Could I improve the effectiveness of every meeting that I called?  
Could I improve the effectiveness of every meeting that I attended?
How?

Improving Meeting Effectiveness

So if I were going to improve the effectiveness in meetings that I called, I could use the principle above to achieve the goal!!!  I could do the following things:
  1. Call meetings with a desired result ( Meeting to decide what we will do to solve problem X)  - This is huge - no meetings to discuss problem x, no meetings to screw off and gossip about co-workers, meetings focused on a result.  Could that result be gathering information? Sure! but does that require a meeting?  Do I have to wait until I can get everyone's schedule, would information gathering be better done asynchronously (have everyone send an e-mail).  
  2. Publish an agenda, and all available information when scheduling the meeting - with enough time before the meeting to reasonably expect people to review.
  3. Provide guidelines (templates, questions, etc) for content for each contributor - this may apply to recurring meetings - monthly/weekly/daily meetings where the agenda doesn't change, but the content and contributors may (like a board meeting).  The better you can communicate expectations to contributors, the better the meetings will go, and the better prepared the contributors should be.  
  4. Don't invite people to be polite - only invite those who are going to contribute to the result.  If people are offended that they weren't part of the decision, ask them if they had something to contribute?  Maybe you missed someone.
  5. If someone's contribution is one way only, communicate this, and offer that they do not need to attend the entire meeting.
  6. In running the meetings - I could be more of a hard-ass about people not being prepared.  That is, not accept the contribution from people who are not prepared.  Shut them down, rather than waste everyone's time rambling on to no obvious conclusion.  This sounds really harsh until you have 20 $100/hour contractors in a status meeting every freakin' day and your status meeting costs $10k per week.  Ouch!  What about senior managers?  How much do those meetings cost.  I'm not there, so I don't know.  It can't be cheap.
What about meetings that we attend?  Since we cannot often insist on the meeting caller following these guidelines, what can we do?  We can ask the meeting chair the same questions we  would ask ourselves above.

  1. Inquire about the purpose of the meeting.  If there is no clear purpose, this may prompt the caller to re-think the need for a meeting.
  2. Ask for a meeting agenda.  If we are asked to a meeting with no agenda, or clear purpose, ask.
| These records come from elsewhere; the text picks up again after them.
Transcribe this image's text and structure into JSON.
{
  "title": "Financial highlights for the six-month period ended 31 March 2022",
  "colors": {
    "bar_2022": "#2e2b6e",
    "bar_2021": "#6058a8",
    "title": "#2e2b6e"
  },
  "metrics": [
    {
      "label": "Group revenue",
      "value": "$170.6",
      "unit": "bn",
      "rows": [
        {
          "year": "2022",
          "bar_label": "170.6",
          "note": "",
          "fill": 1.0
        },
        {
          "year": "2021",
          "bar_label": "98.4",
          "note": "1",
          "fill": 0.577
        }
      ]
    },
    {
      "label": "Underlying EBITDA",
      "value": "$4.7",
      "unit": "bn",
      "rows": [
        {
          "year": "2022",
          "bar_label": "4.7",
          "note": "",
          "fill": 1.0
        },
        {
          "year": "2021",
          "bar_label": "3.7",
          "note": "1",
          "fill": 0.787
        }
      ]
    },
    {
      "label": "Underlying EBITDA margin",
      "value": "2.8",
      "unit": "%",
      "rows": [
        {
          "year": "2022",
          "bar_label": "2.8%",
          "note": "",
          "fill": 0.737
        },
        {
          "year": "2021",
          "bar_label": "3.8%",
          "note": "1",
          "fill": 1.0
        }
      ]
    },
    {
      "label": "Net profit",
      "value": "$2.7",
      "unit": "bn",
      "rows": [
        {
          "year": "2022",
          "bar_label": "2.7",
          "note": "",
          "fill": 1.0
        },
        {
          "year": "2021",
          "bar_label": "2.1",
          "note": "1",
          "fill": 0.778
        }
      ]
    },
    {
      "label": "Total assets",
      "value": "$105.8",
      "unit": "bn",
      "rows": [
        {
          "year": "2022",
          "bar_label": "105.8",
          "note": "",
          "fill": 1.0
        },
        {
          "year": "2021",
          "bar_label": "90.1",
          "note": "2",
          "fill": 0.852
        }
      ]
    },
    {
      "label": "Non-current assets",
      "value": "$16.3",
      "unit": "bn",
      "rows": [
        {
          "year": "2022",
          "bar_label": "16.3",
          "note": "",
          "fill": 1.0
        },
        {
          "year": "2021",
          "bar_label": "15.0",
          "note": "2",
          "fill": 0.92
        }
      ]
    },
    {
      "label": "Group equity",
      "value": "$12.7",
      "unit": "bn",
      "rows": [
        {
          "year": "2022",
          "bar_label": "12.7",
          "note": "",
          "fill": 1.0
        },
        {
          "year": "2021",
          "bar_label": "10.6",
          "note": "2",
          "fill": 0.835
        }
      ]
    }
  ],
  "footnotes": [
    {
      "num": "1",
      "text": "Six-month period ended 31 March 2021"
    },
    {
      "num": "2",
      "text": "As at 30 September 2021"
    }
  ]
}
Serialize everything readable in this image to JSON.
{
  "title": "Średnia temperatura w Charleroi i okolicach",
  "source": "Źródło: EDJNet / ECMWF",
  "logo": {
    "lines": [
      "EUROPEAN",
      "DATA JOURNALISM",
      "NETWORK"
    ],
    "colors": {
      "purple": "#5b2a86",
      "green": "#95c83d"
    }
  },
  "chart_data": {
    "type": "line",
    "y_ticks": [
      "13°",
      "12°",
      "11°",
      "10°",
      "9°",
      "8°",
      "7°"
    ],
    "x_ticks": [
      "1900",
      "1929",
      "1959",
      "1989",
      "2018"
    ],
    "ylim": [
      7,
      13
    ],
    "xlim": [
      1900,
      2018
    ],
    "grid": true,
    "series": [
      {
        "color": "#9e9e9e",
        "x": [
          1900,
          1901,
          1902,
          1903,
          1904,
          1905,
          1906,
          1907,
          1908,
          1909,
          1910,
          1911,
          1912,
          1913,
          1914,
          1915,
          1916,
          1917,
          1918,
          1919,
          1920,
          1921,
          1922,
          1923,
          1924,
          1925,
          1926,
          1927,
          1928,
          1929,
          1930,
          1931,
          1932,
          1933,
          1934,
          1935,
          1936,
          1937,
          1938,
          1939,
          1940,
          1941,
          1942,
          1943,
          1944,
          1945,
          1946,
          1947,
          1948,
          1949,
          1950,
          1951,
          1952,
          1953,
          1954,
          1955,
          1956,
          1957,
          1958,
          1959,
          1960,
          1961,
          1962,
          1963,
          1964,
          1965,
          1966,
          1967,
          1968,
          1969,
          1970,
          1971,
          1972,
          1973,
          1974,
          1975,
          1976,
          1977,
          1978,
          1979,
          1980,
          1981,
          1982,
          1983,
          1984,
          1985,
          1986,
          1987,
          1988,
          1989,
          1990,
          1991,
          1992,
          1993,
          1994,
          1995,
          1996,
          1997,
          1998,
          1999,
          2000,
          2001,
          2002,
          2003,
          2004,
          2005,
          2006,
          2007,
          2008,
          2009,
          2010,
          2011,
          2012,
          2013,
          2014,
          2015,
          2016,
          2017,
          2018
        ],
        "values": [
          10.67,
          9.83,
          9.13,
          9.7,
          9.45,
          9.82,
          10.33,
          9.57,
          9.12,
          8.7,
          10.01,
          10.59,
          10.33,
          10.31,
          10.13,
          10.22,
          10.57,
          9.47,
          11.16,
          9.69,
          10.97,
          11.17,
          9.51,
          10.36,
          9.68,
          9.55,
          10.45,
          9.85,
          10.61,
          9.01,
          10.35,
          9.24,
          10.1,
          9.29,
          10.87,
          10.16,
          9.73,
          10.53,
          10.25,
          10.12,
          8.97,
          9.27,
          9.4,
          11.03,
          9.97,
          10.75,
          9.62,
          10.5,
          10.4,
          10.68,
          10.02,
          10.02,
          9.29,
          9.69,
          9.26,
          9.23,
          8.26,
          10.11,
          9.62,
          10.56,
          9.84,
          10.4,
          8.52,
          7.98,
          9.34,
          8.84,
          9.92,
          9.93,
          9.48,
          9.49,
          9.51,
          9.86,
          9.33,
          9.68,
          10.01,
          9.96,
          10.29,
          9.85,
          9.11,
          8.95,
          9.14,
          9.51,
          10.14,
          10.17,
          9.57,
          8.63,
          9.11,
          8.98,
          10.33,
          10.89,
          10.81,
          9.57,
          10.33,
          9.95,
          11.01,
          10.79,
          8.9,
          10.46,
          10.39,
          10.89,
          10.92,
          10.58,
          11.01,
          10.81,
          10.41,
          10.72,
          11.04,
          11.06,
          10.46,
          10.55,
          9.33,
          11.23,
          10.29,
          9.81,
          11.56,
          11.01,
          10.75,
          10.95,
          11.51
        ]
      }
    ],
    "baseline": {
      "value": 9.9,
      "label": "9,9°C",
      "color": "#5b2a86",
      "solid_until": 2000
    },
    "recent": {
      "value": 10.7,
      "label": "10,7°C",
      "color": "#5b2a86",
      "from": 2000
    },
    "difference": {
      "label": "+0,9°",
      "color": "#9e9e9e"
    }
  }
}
If they can't provide one, then ask why our presence is important.  If they can't answer that, then politely decline the invitation.
  3. Ask what if anything we will be asked to contribute to the meeting.  If we are not going to contribute, ask why our presence is important.  Again we can always decline.
  4. If we are asked to contribute, ask how much time we will be expected to share - what kind of handouts to bring.
  5. If our contribution time is short in comparison to the meeting, and we are not an integral part of the decision making process, we can ask to be excluded from portions of longer meetings that do not concern us (like a congressional hearing).
  6. If someone who works for, with, near us is better suited to contribute, we may want to recommend that they be invited in our stead.  Delegate meetings to people better prepared.
  7. Show up for meetings ready to do business.  Have our handouts prepared, and published ahead of the meeting if at all possible.
  8. When we contribute, stay on topic as much as possible.


Before you think I am some meeting master, you must know that I am terribly undisciplined about meetings, other than my team's daily stand-up.  Why, because the cost of time spent creeps up like a productivity killing ninja, and my schedule gets booked with junk meetings before I correctly prioritize my time.  While I know what to do, I don't practice with the right discipline.  Perhaps this will help me improve in this area.